De fato, todo mecanismo institucional para combater
esta chaga aberta no País é válido, especialmente porque os trabalhadores
submetidos a condições degradantes são seres humanos invisíveis. Muitos deles
não têm documentos básicos, como certidão de nascimento ou carteira de
trabalho, e talvez não terão atestado de óbito quando vierem a falecer. As
listas em questão, uma vez publicadas, ainda possuem a importante função de
permitir a identificação da cadeia produtiva de bens que são consumidos no
mercado interno brasileiro, auxiliando a sociedade a efetuar seu papel
repressivo, negando o consumo de produtos obtidos mediante a exploração de
mão-de-obra escrava.

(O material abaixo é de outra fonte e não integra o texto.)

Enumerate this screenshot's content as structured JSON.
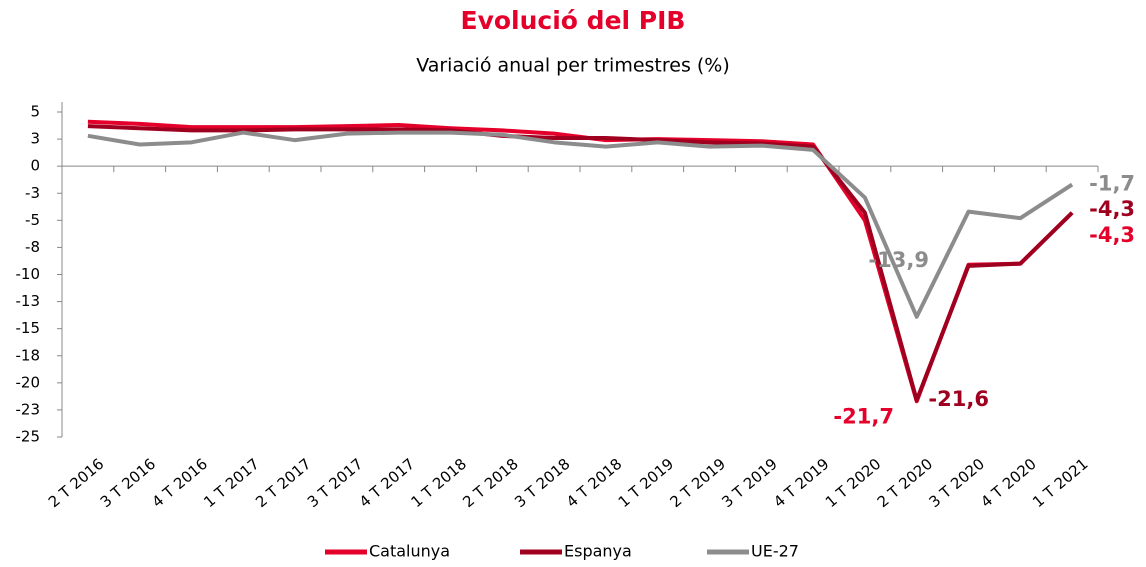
{
  "chart_data": {
    "type": "line",
    "title": "Evolució del PIB",
    "subtitle": "Variació anual per trimestres (%)",
    "categories": [
      "2 T 2016",
      "3 T 2016",
      "4 T 2016",
      "1 T 2017",
      "2 T 2017",
      "3 T 2017",
      "4 T 2017",
      "1 T 2018",
      "2 T 2018",
      "3 T 2018",
      "4 T 2018",
      "1 T 2019",
      "2 T 2019",
      "3 T 2019",
      "4 T 2019",
      "1 T 2020",
      "2 T 2020",
      "3 T 2020",
      "4 T 2020",
      "1 T 2021"
    ],
    "series": [
      {
        "name": "Catalunya",
        "color": "#e4002b",
        "values": [
          4.1,
          3.9,
          3.6,
          3.6,
          3.6,
          3.7,
          3.8,
          3.5,
          3.3,
          3.0,
          2.4,
          2.5,
          2.4,
          2.3,
          2.0,
          -5.0,
          -21.7,
          -9.1,
          -9.0,
          -4.3
        ],
        "value_labels": [
          null,
          null,
          null,
          null,
          null,
          null,
          null,
          null,
          null,
          null,
          null,
          null,
          null,
          null,
          null,
          null,
          "-21,7",
          null,
          null,
          "-4,3"
        ]
      },
      {
        "name": "Espanya",
        "color": "#a0001f",
        "values": [
          3.7,
          3.5,
          3.3,
          3.3,
          3.4,
          3.4,
          3.4,
          3.3,
          2.8,
          2.6,
          2.6,
          2.4,
          2.2,
          2.1,
          1.8,
          -4.3,
          -21.6,
          -9.2,
          -9.0,
          -4.3
        ],
        "value_labels": [
          null,
          null,
          null,
          null,
          null,
          null,
          null,
          null,
          null,
          null,
          null,
          null,
          null,
          null,
          null,
          null,
          "-21,6",
          null,
          null,
          "-4,3"
        ]
      },
      {
        "name": "UE-27",
        "color": "#8c8c8c",
        "values": [
          2.8,
          2.0,
          2.2,
          3.1,
          2.4,
          3.0,
          3.1,
          3.1,
          2.9,
          2.2,
          1.8,
          2.2,
          1.8,
          1.9,
          1.5,
          -2.9,
          -13.9,
          -4.2,
          -4.8,
          -1.7
        ],
        "value_labels": [
          null,
          null,
          null,
          null,
          null,
          null,
          null,
          null,
          null,
          null,
          null,
          null,
          null,
          null,
          null,
          null,
          "-13,9",
          null,
          null,
          "-1,7"
        ]
      }
    ],
    "ylim": [
      -25,
      5
    ],
    "yticks": [
      5,
      {
        "value": 2.5,
        "label": "3"
      },
      0,
      {
        "value": -2.5,
        "label": "-3"
      },
      -5,
      {
        "value": -7.5,
        "label": "-8"
      },
      -10,
      {
        "value": -12.5,
        "label": "-13"
      },
      -15,
      {
        "value": -17.5,
        "label": "-18"
      },
      -20,
      {
        "value": -22.5,
        "label": "-23"
      },
      -25
    ],
    "legend": "bottom"
  }
}
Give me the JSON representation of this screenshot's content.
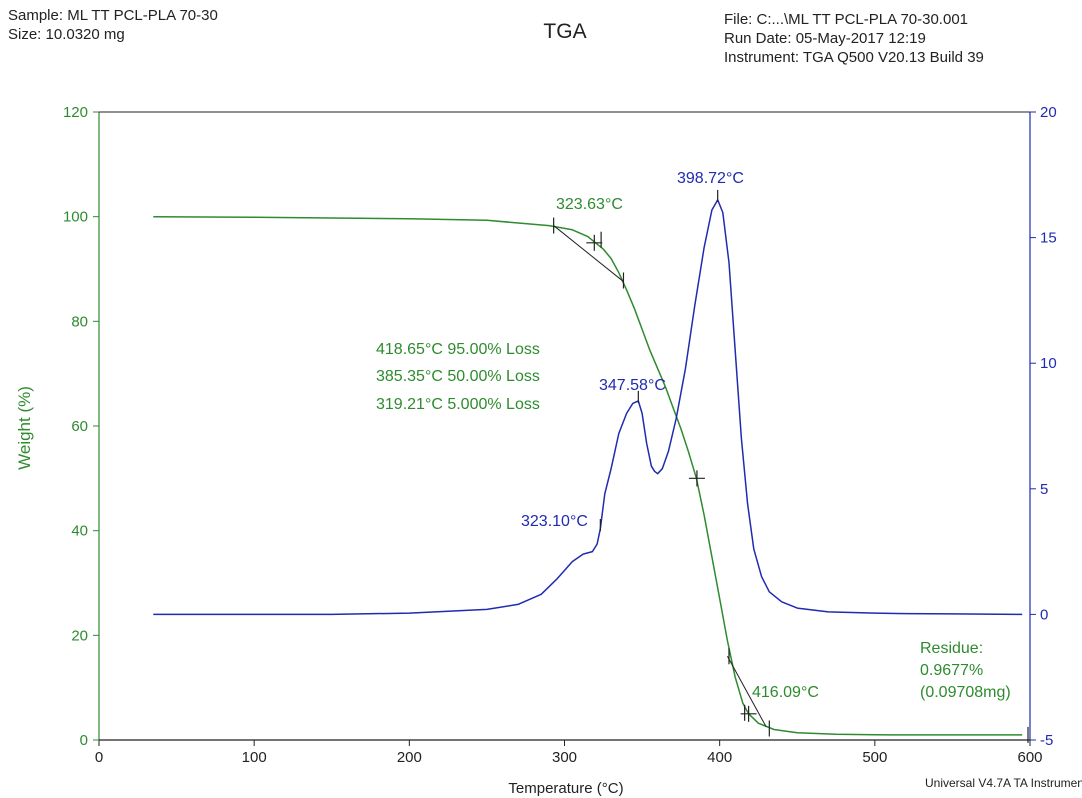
{
  "header": {
    "sample": "Sample: ML TT PCL-PLA 70-30",
    "size": "Size:  10.0320 mg",
    "file": "File: C:...\\ML TT PCL-PLA 70-30.001",
    "run_date": "Run Date: 05-May-2017 12:19",
    "instrument": "Instrument: TGA Q500 V20.13 Build 39"
  },
  "footer": "Universal V4.7A TA Instruments",
  "colors": {
    "weight": "#2e8b2e",
    "deriv": "#1f2bb0",
    "axis": "#222222"
  },
  "chart_data": {
    "type": "line",
    "title": "TGA",
    "xlabel": "Temperature (°C)",
    "ylabel": "Weight (%)",
    "xlim": [
      0,
      600
    ],
    "ylim": [
      0,
      120
    ],
    "y2lim": [
      -5,
      20
    ],
    "x_ticks": [
      "0",
      "100",
      "200",
      "300",
      "400",
      "500",
      "600"
    ],
    "y_ticks": [
      "0",
      "20",
      "40",
      "60",
      "80",
      "100",
      "120"
    ],
    "y2_ticks": [
      "-5",
      "0",
      "5",
      "10",
      "15",
      "20"
    ],
    "grid": false,
    "series": [
      {
        "axis": "left",
        "color": "#2e8b2e",
        "points": [
          [
            35,
            100
          ],
          [
            100,
            99.9
          ],
          [
            200,
            99.6
          ],
          [
            250,
            99.3
          ],
          [
            290,
            98.3
          ],
          [
            305,
            97.5
          ],
          [
            315,
            96.2
          ],
          [
            320,
            95
          ],
          [
            325,
            93.8
          ],
          [
            330,
            92
          ],
          [
            335,
            89.3
          ],
          [
            340,
            86
          ],
          [
            345,
            82.5
          ],
          [
            350,
            78.5
          ],
          [
            355,
            74.5
          ],
          [
            360,
            71
          ],
          [
            365,
            67.5
          ],
          [
            370,
            63.5
          ],
          [
            375,
            59.5
          ],
          [
            380,
            55
          ],
          [
            385,
            50
          ],
          [
            390,
            43
          ],
          [
            395,
            35
          ],
          [
            400,
            27
          ],
          [
            405,
            19
          ],
          [
            410,
            12
          ],
          [
            415,
            7
          ],
          [
            418.65,
            5
          ],
          [
            425,
            3.2
          ],
          [
            435,
            2
          ],
          [
            450,
            1.4
          ],
          [
            475,
            1.1
          ],
          [
            500,
            1.0
          ],
          [
            550,
            0.98
          ],
          [
            595,
            0.97
          ]
        ]
      },
      {
        "axis": "right",
        "color": "#1f2bb0",
        "points": [
          [
            35,
            0
          ],
          [
            100,
            0
          ],
          [
            150,
            0
          ],
          [
            200,
            0.05
          ],
          [
            250,
            0.2
          ],
          [
            270,
            0.4
          ],
          [
            285,
            0.8
          ],
          [
            295,
            1.4
          ],
          [
            305,
            2.1
          ],
          [
            312,
            2.4
          ],
          [
            318,
            2.5
          ],
          [
            321,
            2.8
          ],
          [
            323.1,
            3.4
          ],
          [
            326,
            4.8
          ],
          [
            330,
            5.8
          ],
          [
            335,
            7.2
          ],
          [
            340,
            8.0
          ],
          [
            344,
            8.4
          ],
          [
            347.58,
            8.5
          ],
          [
            350,
            8.0
          ],
          [
            353,
            6.8
          ],
          [
            356,
            5.9
          ],
          [
            358,
            5.7
          ],
          [
            360,
            5.6
          ],
          [
            363,
            5.8
          ],
          [
            367,
            6.5
          ],
          [
            372,
            7.8
          ],
          [
            378,
            9.8
          ],
          [
            384,
            12.3
          ],
          [
            390,
            14.6
          ],
          [
            395,
            16.1
          ],
          [
            398.72,
            16.5
          ],
          [
            402,
            16.0
          ],
          [
            406,
            14.0
          ],
          [
            410,
            10.5
          ],
          [
            414,
            7.0
          ],
          [
            418,
            4.4
          ],
          [
            422,
            2.6
          ],
          [
            427,
            1.5
          ],
          [
            432,
            0.9
          ],
          [
            440,
            0.5
          ],
          [
            450,
            0.25
          ],
          [
            470,
            0.1
          ],
          [
            500,
            0.05
          ],
          [
            520,
            0.03
          ],
          [
            550,
            0.02
          ],
          [
            595,
            0.0
          ]
        ]
      }
    ],
    "annotations": {
      "green": [
        {
          "text": "323.63°C",
          "x": 323.63,
          "y": 95.2
        },
        {
          "text": "418.65°C 95.00% Loss",
          "x": 418.65,
          "y": 5
        },
        {
          "text": "385.35°C 50.00% Loss",
          "x": 385.35,
          "y": 50
        },
        {
          "text": "319.21°C 5.000% Loss",
          "x": 319.21,
          "y": 95
        },
        {
          "text": "416.09°C",
          "x": 416.09,
          "y": 5
        },
        {
          "text": "Residue:"
        },
        {
          "text": "0.9677%"
        },
        {
          "text": "(0.09708mg)"
        }
      ],
      "blue": [
        {
          "text": "398.72°C",
          "x": 398.72,
          "y2": 16.5
        },
        {
          "text": "347.58°C",
          "x": 347.58,
          "y2": 8.5
        },
        {
          "text": "323.10°C",
          "x": 323.1,
          "y2": 3.4
        }
      ]
    }
  }
}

Afinal, por detrás do trabalho escravo está a ganância, o
desejo de lucro às custas da exploração máxima de outro ser humano. Nas
palavras de Roberto de Figueiredo Caldas11, em exposição perante o Fórum Social
Mundial em 2003: “(...) Quem escraviza? Esta é a pergunta. Começamos dizendo,
respondendo que quem escraviza é o capital insensível e desumano. É o lucro
pelo lucro. A exploração do homem pelo homem. A barbaridade que está mostrando
que está nas cidades. Está aqui no Brasil, está na América Latina, está na
Europa, nos Estados Unidos. Está em todo o mundo. A insensibilidade é que
escraviza. A globalização econômica é que produz este resultado. Em conversa
com um juiz federal, ele me dizia: ‘Talvez’ – e eu digo: com certeza -, ‘se for
colocar uma placa em uma determinada fazenda oferecendo trabalho escravo, podem
ter certeza de que, infelizmente, haverá candidatos’. Infelizmente, a fome é
quem escraviza. Se não houver segurança social, se não houver justiça social,
continuará havendo escravos em nosso País e em qualquer parte do mundo. Nós, da
área jurídica, devemos pensar, sim, em melhorar as leis, em determinar a
expropriação das terras dos fazendeiros que escravizam, em colocar na cadeia
estes desumanos. Mas a mudança na lei não adiantará nada se ela simplesmente
não for cumprida, como tem sido a lógica de nosso País”. São essenciais
mudanças estruturais visando à melhor distribuição de renda e à oferta de
empregos dignos a todos, em prol da erradicação do trabalho escravo. Do
contrário, mesmo que seja curada – e ainda não foi - esta ferida poderá não
cicatrizar nunca no Brasil. Que a
memória dos bravos auditores-fiscais e do motorista assassinados no dia 28 de
janeiro, aliada à realidade de tantos homens, mulheres e crianças escravizados
nos dias de hoje em nosso País, possam inspirar as autoridades públicas do
Executivo, do Legislativo e do Judiciário, e também nos trazer a consciência
cidadã de agir, dentro de nossas possibilidades de denúncia e de consumo, no
intuito de contribuir com a cura desta ferida ainda aberta em nosso amado solo.